Typically, my chemo day drill starts with getting lab work done at 7:30, seeing my doc at 8:30, then waiting for the pharmacy to make up the chemo cocktails; I then get hooked up to a chemo pole for anywhere between 5 and 7 hours.  However, for my past few treatments, the difficulty with accessing my port has given Job (and his patience) a run for his money.  This morning my blood return was not working, so we went through various and sundry contortions of lying on my side with my arm extended over my head, followed by leaning over to touch my toes; I am now fully ready to gyrate to a few verses of YMCA at the next wedding that I attend.  Always willing to be helpful, I suggested to the nurses that they might want to bring out a trapeze so that the port could be more easily accessed. Fortunately, after numerous machinations, they were able to access my port.  Thus, my new normal seems to be yet another chapter of hurry up and wait.

Before my diagnosis, I assumed that cancer would be painful, but I have found that it is not. However, the unpredictability and the randomness of the side effects are another story. My sensitivity to cold has become more challenging than I would have thought. If the weather is chilly or if I want something in a glass jar from the refrigerator, I need to wear gloves. Much to my dismay,  I was shocked and somewhat bummed the other day as I was trying to bake a cake. I cracked the first egg, but my fingers were so tingly and cold sensitive that I couldn't hold the other two eggs long enough to crack them.

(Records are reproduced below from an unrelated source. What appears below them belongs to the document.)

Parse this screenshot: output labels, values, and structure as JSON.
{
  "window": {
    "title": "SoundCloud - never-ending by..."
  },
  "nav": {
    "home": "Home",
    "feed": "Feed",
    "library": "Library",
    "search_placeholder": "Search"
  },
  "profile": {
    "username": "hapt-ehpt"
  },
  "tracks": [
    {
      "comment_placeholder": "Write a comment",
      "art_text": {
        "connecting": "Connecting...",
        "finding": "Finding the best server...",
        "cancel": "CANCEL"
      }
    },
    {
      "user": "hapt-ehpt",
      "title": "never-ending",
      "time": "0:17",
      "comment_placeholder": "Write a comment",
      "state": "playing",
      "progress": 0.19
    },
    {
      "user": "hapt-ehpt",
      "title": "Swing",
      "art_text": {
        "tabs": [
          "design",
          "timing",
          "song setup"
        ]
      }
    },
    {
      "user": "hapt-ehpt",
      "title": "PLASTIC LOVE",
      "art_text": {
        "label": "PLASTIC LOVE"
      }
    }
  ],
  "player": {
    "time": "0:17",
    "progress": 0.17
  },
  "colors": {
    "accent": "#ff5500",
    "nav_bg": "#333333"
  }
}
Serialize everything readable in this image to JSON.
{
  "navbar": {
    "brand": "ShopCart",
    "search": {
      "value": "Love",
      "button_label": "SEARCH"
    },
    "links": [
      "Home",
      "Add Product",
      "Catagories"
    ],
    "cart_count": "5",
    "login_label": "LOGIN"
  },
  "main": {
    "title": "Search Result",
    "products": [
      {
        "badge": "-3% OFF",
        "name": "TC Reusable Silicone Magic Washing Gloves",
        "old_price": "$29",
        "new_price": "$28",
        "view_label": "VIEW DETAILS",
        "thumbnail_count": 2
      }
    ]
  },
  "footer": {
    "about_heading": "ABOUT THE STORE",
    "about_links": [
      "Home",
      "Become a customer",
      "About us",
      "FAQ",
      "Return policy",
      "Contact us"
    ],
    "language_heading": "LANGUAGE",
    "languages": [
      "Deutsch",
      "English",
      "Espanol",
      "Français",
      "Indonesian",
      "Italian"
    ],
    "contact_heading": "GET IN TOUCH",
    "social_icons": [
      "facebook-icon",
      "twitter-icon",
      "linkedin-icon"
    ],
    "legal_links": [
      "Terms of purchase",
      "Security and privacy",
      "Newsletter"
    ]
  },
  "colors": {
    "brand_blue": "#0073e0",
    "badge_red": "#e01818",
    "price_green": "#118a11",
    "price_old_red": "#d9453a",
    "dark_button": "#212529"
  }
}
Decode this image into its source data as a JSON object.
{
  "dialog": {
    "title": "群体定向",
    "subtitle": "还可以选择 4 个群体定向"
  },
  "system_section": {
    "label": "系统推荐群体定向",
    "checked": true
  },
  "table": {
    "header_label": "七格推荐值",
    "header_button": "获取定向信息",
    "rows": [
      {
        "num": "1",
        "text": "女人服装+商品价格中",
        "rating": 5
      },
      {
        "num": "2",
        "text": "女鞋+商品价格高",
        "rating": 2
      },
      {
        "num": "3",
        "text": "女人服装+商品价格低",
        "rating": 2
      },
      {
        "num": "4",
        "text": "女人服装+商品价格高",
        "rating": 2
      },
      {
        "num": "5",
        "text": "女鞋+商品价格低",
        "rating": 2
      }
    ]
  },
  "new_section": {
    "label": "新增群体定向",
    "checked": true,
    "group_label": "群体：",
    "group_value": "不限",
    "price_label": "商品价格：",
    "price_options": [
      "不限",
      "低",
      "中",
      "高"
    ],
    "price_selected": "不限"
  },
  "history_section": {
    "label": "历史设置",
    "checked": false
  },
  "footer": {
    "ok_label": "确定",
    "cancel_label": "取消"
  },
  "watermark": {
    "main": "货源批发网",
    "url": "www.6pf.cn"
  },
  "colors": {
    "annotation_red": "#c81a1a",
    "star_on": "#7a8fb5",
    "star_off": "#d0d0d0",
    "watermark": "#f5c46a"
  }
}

As a person who has always been independent and able to do everything by myself, it was very dispiriting to have to ask for help to crack an egg, and yet the random annoyances and indignities keep on coming. All in all, it's just another brick in the wall.

However, I am heartened to know that the people in my world are kind and caring. Since my whole cancer schmantzer odyssey started back in April, I have been touched by the kind words and actions of family, of friends, of former students, and of strangers.

With all of the divisiveness and horror in the world coming at us from all directions these days, it is good to know that one of the unexpected side effects of having cancer is to be reminded that most people are good at heart.

That is why it is so difficult for me to understand those who wring their hands and offer thoughts and prayers for the tragedies that seem to be coming at us daily at warp speed. Rather than offering empty platitudes and rhetoric which signify nothing, I wonder what will it take for us to press our legislators to enact policies and legislation that will demonstrate that they are as good as their constituents?

Do they not see the goodness and kindness of the people who are reaching out to help one another?

Do they not understand the words of Anne Frank?
             
                     Despite everything, I believe that people really are good at heart.

Disasters, diseases, and tragedies make the world a more level playing field.   Like it or not, cancer does not care whether you are rich or poor, old or young, and it creates a level playing field. My oncology team is doing it best to stave off the cancer that is in my body.  If only we could all work together to create policies to stave off the cancer that has invaded our body politic.